Portanto — acrescentou — temos em termos um quadro regulatório bastante melhorado face a essa situação, um enquadramento europeu que não existia e uma atitude mais proativa do Banco de Portugal, aprendendo com a própria experiência de todo esse processo”.

Já relativamente à remuneração dos quadros do BdP, o vice-governador destacou que “a cibersegurança é crucial e um dos problemas que o Banco de Portugal tem é o de ser competitivo no mercado para contratar as melhores pessoas”.
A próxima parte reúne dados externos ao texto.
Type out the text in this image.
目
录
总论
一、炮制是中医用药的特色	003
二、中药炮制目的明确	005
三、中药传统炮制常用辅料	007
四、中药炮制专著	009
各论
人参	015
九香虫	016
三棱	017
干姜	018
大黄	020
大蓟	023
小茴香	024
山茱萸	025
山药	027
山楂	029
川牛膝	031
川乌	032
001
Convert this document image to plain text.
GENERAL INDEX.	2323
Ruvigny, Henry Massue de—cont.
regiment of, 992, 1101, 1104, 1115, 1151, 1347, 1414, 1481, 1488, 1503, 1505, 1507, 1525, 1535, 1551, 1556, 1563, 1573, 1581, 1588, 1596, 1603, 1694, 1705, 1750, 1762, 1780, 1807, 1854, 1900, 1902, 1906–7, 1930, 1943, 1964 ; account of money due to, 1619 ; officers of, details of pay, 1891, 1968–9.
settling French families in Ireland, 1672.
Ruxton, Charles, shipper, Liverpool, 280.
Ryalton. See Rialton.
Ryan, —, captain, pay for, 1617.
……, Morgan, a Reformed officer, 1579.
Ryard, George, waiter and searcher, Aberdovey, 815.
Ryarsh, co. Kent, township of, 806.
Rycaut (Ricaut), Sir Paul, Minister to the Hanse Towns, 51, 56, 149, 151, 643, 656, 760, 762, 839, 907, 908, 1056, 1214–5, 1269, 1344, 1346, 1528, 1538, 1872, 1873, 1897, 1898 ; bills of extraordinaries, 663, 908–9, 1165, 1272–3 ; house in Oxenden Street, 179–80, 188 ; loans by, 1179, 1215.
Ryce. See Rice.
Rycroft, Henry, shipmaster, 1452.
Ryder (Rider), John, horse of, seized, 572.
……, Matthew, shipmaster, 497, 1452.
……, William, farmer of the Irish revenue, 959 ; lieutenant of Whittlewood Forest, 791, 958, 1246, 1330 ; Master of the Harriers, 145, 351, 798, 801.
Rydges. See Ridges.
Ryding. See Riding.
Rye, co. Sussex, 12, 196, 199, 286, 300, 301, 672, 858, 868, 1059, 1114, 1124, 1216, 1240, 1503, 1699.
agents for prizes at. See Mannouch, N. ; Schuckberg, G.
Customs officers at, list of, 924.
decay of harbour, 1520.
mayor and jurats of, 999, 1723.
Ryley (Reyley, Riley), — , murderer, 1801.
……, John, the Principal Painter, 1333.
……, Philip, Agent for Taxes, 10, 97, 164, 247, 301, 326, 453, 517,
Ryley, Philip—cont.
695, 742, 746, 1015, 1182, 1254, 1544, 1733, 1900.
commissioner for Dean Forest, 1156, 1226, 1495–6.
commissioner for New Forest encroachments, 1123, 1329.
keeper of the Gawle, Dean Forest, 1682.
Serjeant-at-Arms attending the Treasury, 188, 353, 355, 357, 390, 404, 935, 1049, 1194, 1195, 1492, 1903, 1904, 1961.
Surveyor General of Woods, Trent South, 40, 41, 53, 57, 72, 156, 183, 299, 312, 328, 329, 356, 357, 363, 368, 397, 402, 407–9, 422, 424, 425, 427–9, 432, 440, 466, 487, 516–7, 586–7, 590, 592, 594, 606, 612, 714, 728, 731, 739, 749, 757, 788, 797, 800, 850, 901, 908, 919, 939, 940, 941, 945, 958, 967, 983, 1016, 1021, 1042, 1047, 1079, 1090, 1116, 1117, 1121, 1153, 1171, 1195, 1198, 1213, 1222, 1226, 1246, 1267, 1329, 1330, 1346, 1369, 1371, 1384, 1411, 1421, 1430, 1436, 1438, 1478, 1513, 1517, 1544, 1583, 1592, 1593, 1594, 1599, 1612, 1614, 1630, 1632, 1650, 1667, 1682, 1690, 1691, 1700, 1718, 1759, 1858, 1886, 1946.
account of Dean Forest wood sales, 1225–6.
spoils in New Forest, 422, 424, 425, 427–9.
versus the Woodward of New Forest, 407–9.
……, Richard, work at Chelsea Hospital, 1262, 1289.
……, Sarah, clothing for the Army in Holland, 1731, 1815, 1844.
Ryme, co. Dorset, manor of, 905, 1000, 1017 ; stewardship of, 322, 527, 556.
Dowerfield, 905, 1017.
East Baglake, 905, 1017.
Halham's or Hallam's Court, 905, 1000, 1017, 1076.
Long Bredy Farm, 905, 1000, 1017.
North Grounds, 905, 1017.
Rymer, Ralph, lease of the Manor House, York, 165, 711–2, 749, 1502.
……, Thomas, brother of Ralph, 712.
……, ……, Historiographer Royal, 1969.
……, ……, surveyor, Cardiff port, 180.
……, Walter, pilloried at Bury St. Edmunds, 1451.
Isto pode parecer contraditório, porque a ideia geral que há é que no Banco de Portugal se paga muito bem, mas para este género de funções não é o caso, as empresas pagam muitíssimo melhor”, asseverou.

Instando a pronunciar-se sobre o encerramento de balcões da banca em Portugal, Luís Máximo dos Santos disse ser “uma matéria, em primeira linha, da gestão dos bancos”, mas defendeu que “tem de haver bom senso e equilíbrio”.

“Concordo com a ideia de que ninguém deve ser deixado para trás neste aspeto. Sim senhor, há um ritmo de transformação digital, mas os bancos têm o dever, encontrando as soluções mais racionais do ponto de vista económico, de propiciar às pessoas soluções que não as deixem de fora”, disse.